J Am Board Fam Pract. 2004 Jan-Feb;17(1):1-5. doi: 10.3122/jabfm.17.1.1.
Although influenza is a commonly encountered condition in primary care, and diagnosis is increasingly important given the availability of new treatments, there has been no systematic review of the evidence on clinical diagnosis.
This was a systematic review of the literature with meta-analysis where appropriate. We included cohort studies and randomized trials that compared the history and physical examination with a reference laboratory test for the diagnosis of influenza A and/or B. The primary outcomes were the sensitivity, specificity, likelihood ratios, and area under the receiver-operating characteristic (ROC) curve.
Seven studies reported the sensitivity and specificity for a total of 59 variables.
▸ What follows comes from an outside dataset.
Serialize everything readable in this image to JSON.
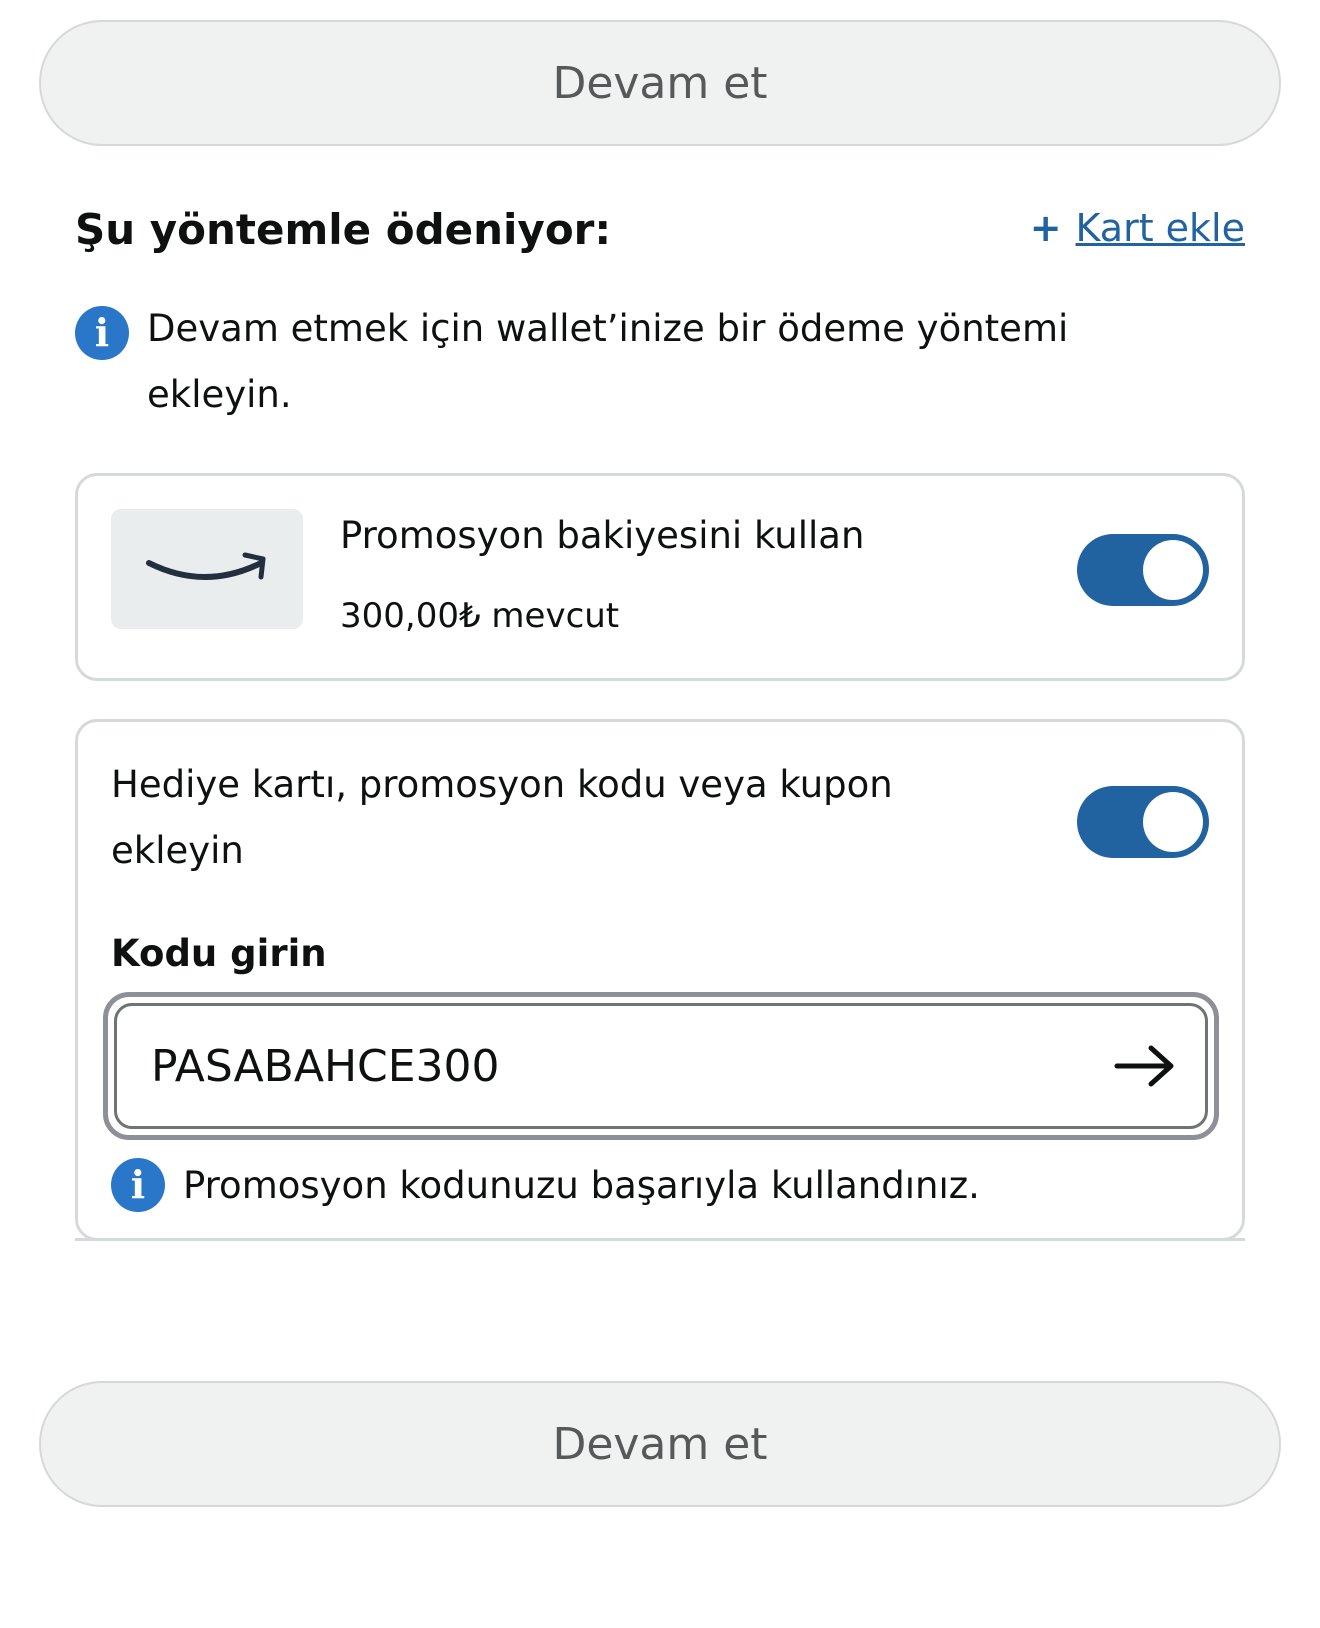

We combined studies of influenza A or B alone with those of influenza A and B. Rigors [likelihood ratio (LR) +7.2], the combination of fever and presenting within 3 days of the onset of illness (LR +4.0), and sweating (LR +3.0) were best at ruling-in influenza when present. When absent, the following decreased the likelihood of influenza: any systemic symptoms (LR -0.36), coughing (LR -0.38), not being able to cope with daily activities (LR -0.39), and being confined to bed (LR -0.50). Cough, nasal congestion, and fever (subjective or objective) had the highest calculable areas under the ROC curve.
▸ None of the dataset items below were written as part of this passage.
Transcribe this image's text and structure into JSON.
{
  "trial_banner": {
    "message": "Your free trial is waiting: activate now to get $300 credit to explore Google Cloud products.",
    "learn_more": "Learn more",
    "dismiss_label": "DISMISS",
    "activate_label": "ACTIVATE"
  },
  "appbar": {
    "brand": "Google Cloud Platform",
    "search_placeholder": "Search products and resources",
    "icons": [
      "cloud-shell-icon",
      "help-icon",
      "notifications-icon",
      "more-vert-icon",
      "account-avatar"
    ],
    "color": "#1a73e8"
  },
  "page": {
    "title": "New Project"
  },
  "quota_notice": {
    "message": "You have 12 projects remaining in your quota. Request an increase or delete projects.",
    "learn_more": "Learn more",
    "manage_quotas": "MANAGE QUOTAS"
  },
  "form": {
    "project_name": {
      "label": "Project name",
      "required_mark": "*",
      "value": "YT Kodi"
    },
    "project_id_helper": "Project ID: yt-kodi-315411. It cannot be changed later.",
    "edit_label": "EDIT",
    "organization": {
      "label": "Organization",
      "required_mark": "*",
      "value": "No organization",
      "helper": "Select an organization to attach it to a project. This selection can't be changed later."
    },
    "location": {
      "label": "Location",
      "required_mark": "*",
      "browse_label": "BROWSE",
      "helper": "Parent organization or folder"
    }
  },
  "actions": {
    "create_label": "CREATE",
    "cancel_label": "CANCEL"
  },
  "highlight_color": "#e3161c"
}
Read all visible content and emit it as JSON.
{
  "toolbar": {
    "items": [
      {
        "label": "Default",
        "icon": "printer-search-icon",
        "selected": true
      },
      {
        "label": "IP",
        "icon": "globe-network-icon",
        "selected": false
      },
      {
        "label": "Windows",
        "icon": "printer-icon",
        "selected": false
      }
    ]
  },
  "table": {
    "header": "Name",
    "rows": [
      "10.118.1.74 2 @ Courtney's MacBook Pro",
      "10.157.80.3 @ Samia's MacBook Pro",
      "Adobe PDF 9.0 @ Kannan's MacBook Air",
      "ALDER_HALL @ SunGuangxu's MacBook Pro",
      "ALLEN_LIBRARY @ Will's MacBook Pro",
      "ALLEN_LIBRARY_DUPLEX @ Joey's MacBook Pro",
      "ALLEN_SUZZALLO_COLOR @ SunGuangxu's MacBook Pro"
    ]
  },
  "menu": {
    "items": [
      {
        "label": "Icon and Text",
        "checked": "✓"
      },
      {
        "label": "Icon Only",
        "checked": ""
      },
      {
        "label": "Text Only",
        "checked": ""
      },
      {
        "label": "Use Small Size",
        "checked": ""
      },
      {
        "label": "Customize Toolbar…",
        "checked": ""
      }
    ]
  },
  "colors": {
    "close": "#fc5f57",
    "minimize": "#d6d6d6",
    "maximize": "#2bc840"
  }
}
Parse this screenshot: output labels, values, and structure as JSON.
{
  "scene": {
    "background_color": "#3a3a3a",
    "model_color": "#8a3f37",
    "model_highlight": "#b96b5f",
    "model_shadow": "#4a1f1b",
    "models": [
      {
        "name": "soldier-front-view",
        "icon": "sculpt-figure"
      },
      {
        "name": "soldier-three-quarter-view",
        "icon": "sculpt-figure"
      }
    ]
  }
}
Individual signs and symptoms are of limited value for the diagnosis of influenza. Development of clinical decision rules that systematically combine symptoms may be a more useful strategy.
尽管流感是基层医疗中常见的病症,且鉴于新治疗方法的出现,诊断愈发重要,但尚无关于临床诊断证据的系统评价。
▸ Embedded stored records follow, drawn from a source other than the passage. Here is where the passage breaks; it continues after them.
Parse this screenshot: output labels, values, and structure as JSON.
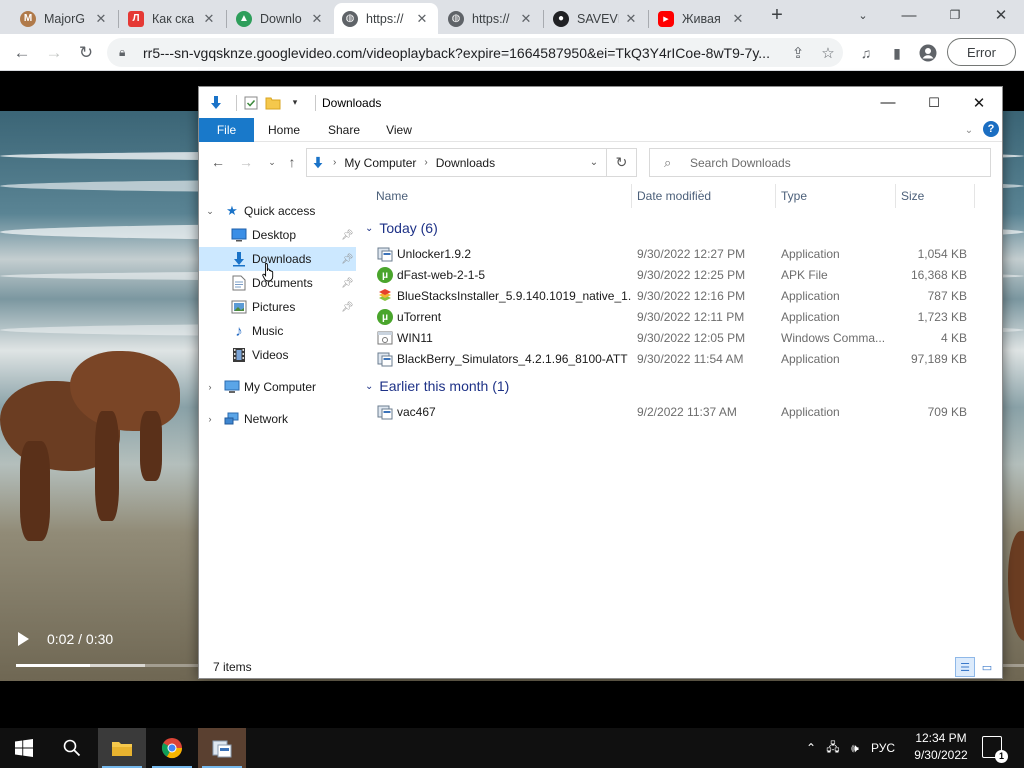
{
  "browser": {
    "tabs": [
      {
        "title": "MajorG",
        "favicon": "majorgeeks-icon",
        "color": "#b07a4a",
        "glyph": "M"
      },
      {
        "title": "Как ска",
        "favicon": "yandex-icon",
        "color": "#e53935",
        "glyph": "Л"
      },
      {
        "title": "Downlo",
        "favicon": "drive-icon",
        "color": "#2e9e5b",
        "glyph": "▲"
      },
      {
        "title": "https://",
        "favicon": "globe-icon",
        "color": "#5f6368",
        "glyph": "◍",
        "active": true
      },
      {
        "title": "https://",
        "favicon": "globe-icon",
        "color": "#5f6368",
        "glyph": "◍"
      },
      {
        "title": "SAVEVI",
        "favicon": "savevideo-icon",
        "color": "#202124",
        "glyph": "●"
      },
      {
        "title": "Живая",
        "favicon": "youtube-icon",
        "color": "#ff0000",
        "glyph": "▶"
      }
    ],
    "url": "rr5---sn-vgqsknze.googlevideo.com/videoplayback?expire=1664587950&ei=TkQ3Y4rICoe-8wT9-7y...",
    "profile_button": "Error"
  },
  "video": {
    "time": "0:02 / 0:30",
    "played_fraction": 0.08,
    "buffered_fraction": 0.14
  },
  "explorer": {
    "window_title": "Downloads",
    "ribbon_tabs": [
      "File",
      "Home",
      "Share",
      "View"
    ],
    "breadcrumb": [
      "My Computer",
      "Downloads"
    ],
    "search_placeholder": "Search Downloads",
    "nav": {
      "quick_access": "Quick access",
      "items": [
        {
          "label": "Desktop",
          "icon": "desktop-icon",
          "pinned": true
        },
        {
          "label": "Downloads",
          "icon": "download-arrow-icon",
          "pinned": true,
          "selected": true
        },
        {
          "label": "Documents",
          "icon": "documents-icon",
          "pinned": true
        },
        {
          "label": "Pictures",
          "icon": "pictures-icon",
          "pinned": true
        },
        {
          "label": "Music",
          "icon": "music-note-icon"
        },
        {
          "label": "Videos",
          "icon": "videos-icon"
        }
      ],
      "my_computer": "My Computer",
      "network": "Network"
    },
    "columns": [
      "Name",
      "Date modified",
      "Type",
      "Size"
    ],
    "groups": [
      {
        "label": "Today (6)",
        "files": [
          {
            "name": "Unlocker1.9.2",
            "date": "9/30/2022 12:27 PM",
            "type": "Application",
            "size": "1,054 KB",
            "icon": "installer-icon"
          },
          {
            "name": "dFast-web-2-1-5",
            "date": "9/30/2022 12:25 PM",
            "type": "APK File",
            "size": "16,368 KB",
            "icon": "utorrent-icon"
          },
          {
            "name": "BlueStacksInstaller_5.9.140.1019_native_1...",
            "date": "9/30/2022 12:16 PM",
            "type": "Application",
            "size": "787 KB",
            "icon": "bluestacks-icon"
          },
          {
            "name": "uTorrent",
            "date": "9/30/2022 12:11 PM",
            "type": "Application",
            "size": "1,723 KB",
            "icon": "utorrent-icon"
          },
          {
            "name": "WIN11",
            "date": "9/30/2022 12:05 PM",
            "type": "Windows Comma...",
            "size": "4 KB",
            "icon": "cmd-icon"
          },
          {
            "name": "BlackBerry_Simulators_4.2.1.96_8100-ATT",
            "date": "9/30/2022 11:54 AM",
            "type": "Application",
            "size": "97,189 KB",
            "icon": "installer-icon"
          }
        ]
      },
      {
        "label": "Earlier this month (1)",
        "files": [
          {
            "name": "vac467",
            "date": "9/2/2022 11:37 AM",
            "type": "Application",
            "size": "709 KB",
            "icon": "installer-icon"
          }
        ]
      }
    ],
    "status": "7 items"
  },
  "taskbar": {
    "language": "РУС",
    "time": "12:34 PM",
    "date": "9/30/2022",
    "notifications": "1"
  }
}
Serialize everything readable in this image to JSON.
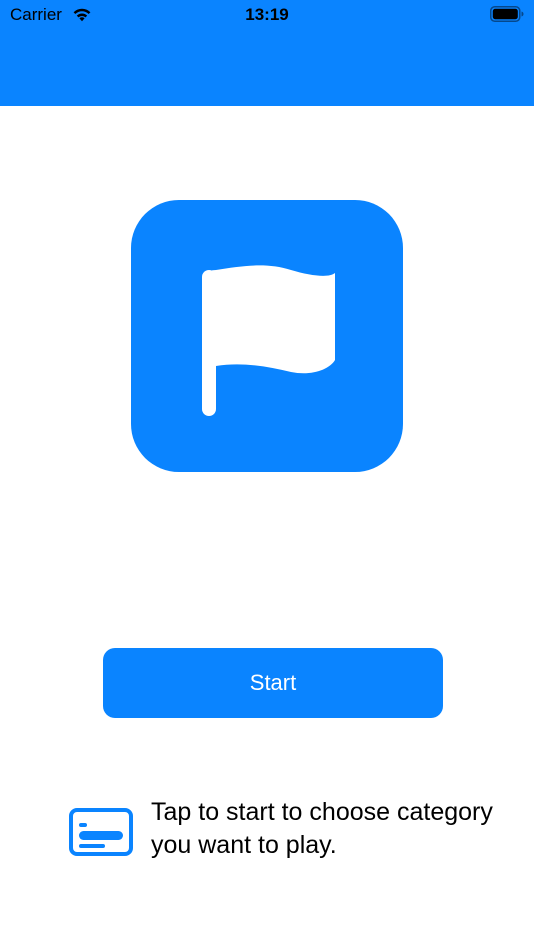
{
  "status_bar": {
    "carrier": "Carrier",
    "time": "13:19",
    "wifi_icon": "wifi-icon",
    "battery_icon": "battery-icon"
  },
  "header": {
    "background_color": "#0A84FF"
  },
  "hero": {
    "icon": "flag-icon",
    "tile_color": "#0A84FF"
  },
  "start_button": {
    "label": "Start",
    "color": "#0A84FF"
  },
  "hint": {
    "icon": "category-card-icon",
    "text": "Tap to start to choose category you want to play."
  }
}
这是一项对文献进行的系统评价,并在适当情况下进行荟萃分析。我们纳入了队列研究和随机试验,这些研究将病史和体格检查与用于诊断甲型和/或乙型流感的参考实验室检测进行了比较。主要结局指标为敏感性、特异性、似然比以及受试者工作特征(ROC)曲线下面积。
七项研究报告了总共59个变量的敏感性和特异性。我们将单独关于甲型或乙型流感的研究与关于甲型和乙型流感的研究合并。寒战(似然比[LR]+7.2)、发热与发病3天内就诊的组合(LR+4.0)以及出汗(LR+3.0)在存在时最有助于确诊流感。不存在时,以下情况会降低患流感的可能性:任何全身症状(LR -0.36)、咳嗽(LR -0.38)、无法应对日常活动(LR -0.39)以及卧床(LR -0.50)。咳嗽、鼻塞和发热(主观或客观)在ROC曲线下具有最高的可计算面积。
个体体征和症状对流感诊断的价值有限。制定系统整合症状的临床决策规则可能是一种更有用的策略。